ARTICLE 47 QUINQUIES (DEVENU ARTICLE 95 DE LA LOI DE FINANCES POUR 2012)
ACTUALISATION DES VALEURS LOCATIVES EN 2012

I. DÉBATS ASSEMBLÉE NATIONALE EN PREMIÈRE LECTURE (3ÈME SÉANCE DU MARDI 15 NOVEMBRE 2011)

Article additionnel après l'article 47

Mme la présidente. Je suis saisie de deux amendements identiques, n os 524 et 723.

L'amendement n° 524 est présenté par M. Carrez, Rapporteur général au nom de la commission des finances, M. Baert, M. Michel Bouvard et M. Hénart et l'amendement n° 723 est présenté par M. Michel Bouvard.

Ces amendements sont ainsi libellés :

Après l'article 47, insérer l'article suivant :

L'article 1518 bis du code général des impôts est complété par un alinéa ainsi rédigé :

« zf) Au titre de 2012, à 1,018 pour les propriétés non bâties, à 1,018 pour les immeubles industriels relevant du 1° de l'article 1500 et à 1,018 pour l'ensemble des autres propriétés bâties. »

La parole est à M. le rapporteur général, pour défendre l'amendement n° 524.

M. Gilles Carrez, rapporteur général . C'est un amendement dont nous avons l'habitude puisque, chaque année, il était présenté par notre ancien collègue Marc Laffineur : il s'agit de la revalorisation des bases de la fiscalité locale : elle serait de 1,8 %, donc un peu inférieure à l'inflation. J'insiste sur l'aspect vertueux de cette proposition...

M. Michel Bouvard. Très bien !

M. Gilles Carrez, rapporteur général ... parce que grâce à cette actualisation automatique, la plupart des collectivités seront incitées à ne pas bouger leurs taux. Si les majorités s'avisaient de les augmenter, il y aurait toujours un membre de l'opposition pour rappeler que du fait de l'actualisation des bases, il est préférable de se contenter des taux en vigueur. C'est donc un amendement qui en apparence crée de la taxation supplémentaire mais qui, en réalité, est profondément vertueux. Madame la ministre, ce sont les praticiens au quotidien qui vous le disent par ma voix.

Mme la présidente. La parole est à M. Michel Bouvard, pour défendre l'amendement n° 723.

M. Michel Bouvard. J'ajoute deux arguments à l'excellente défense du rapporteur général.

Le premier, c'est qu'il y a de moins en moins de taux d'imposition que les élus locaux ont la liberté de voter, et il est donc important de disposer d'une dynamique en matière de base.
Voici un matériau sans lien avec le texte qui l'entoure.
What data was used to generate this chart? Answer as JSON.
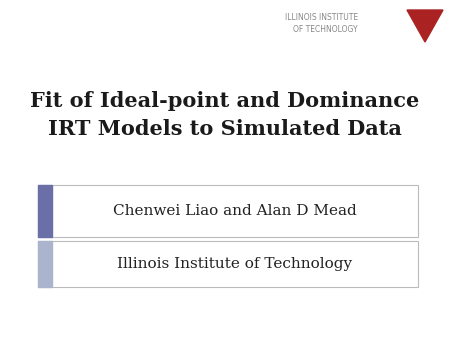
{
  "title_line1": "Fit of Ideal-point and Dominance",
  "title_line2": "IRT Models to Simulated Data",
  "author": "Chenwei Liao and Alan D Mead",
  "institution": "Illinois Institute of Technology",
  "iit_text_line1": "ILLINOIS INSTITUTE",
  "iit_text_line2": "OF TECHNOLOGY",
  "bg_color": "#ffffff",
  "title_color": "#1a1a1a",
  "author_color": "#222222",
  "inst_color": "#222222",
  "logo_text_color": "#888888",
  "box_border_color": "#bbbbbb",
  "box_bg_color": "#ffffff",
  "accent_bar1_color": "#6b6fa8",
  "accent_bar2_color": "#aab4cc",
  "triangle_color": "#aa2222",
  "title_fontsize": 15,
  "author_fontsize": 11,
  "inst_fontsize": 11,
  "logo_fontsize": 5.5
}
M. Jean-Paul Chanteguet. Grâce à vous et à votre majorité !

M. Michel Bouvard. C'est une tendance très ancienne, mon cher collègue. Je pourrais vous en faire l'historique sur trente ans.

Il est en tout cas important d'avoir une dynamique d'assiette et une revalorisation des bases qui soit juste.

Deuxièmement, si certaines dépenses peuvent être parfaitement maîtrisées par les élus locaux, il en est d'autres, singulièrement dans les départements, qui obéissent à des logiques de guichet - par exemple l'APA, les allocations pour personnes handicapées -, sur lesquelles nous n'avons aucune maîtrise et qui croissent beaucoup plus rapidement que l'inflation. Le minimum à obtenir, c'est donc la revalorisation à hauteur de l'inflation - ce qui permettra aussi de prendre en compte le GVT au niveau des salaires. Cela permettra d'avoir recours à des taux de fiscalité supplémentaires.

Mme la présidente. Quel est l'avis du Gouvernement sur ces deux amendements identiques ?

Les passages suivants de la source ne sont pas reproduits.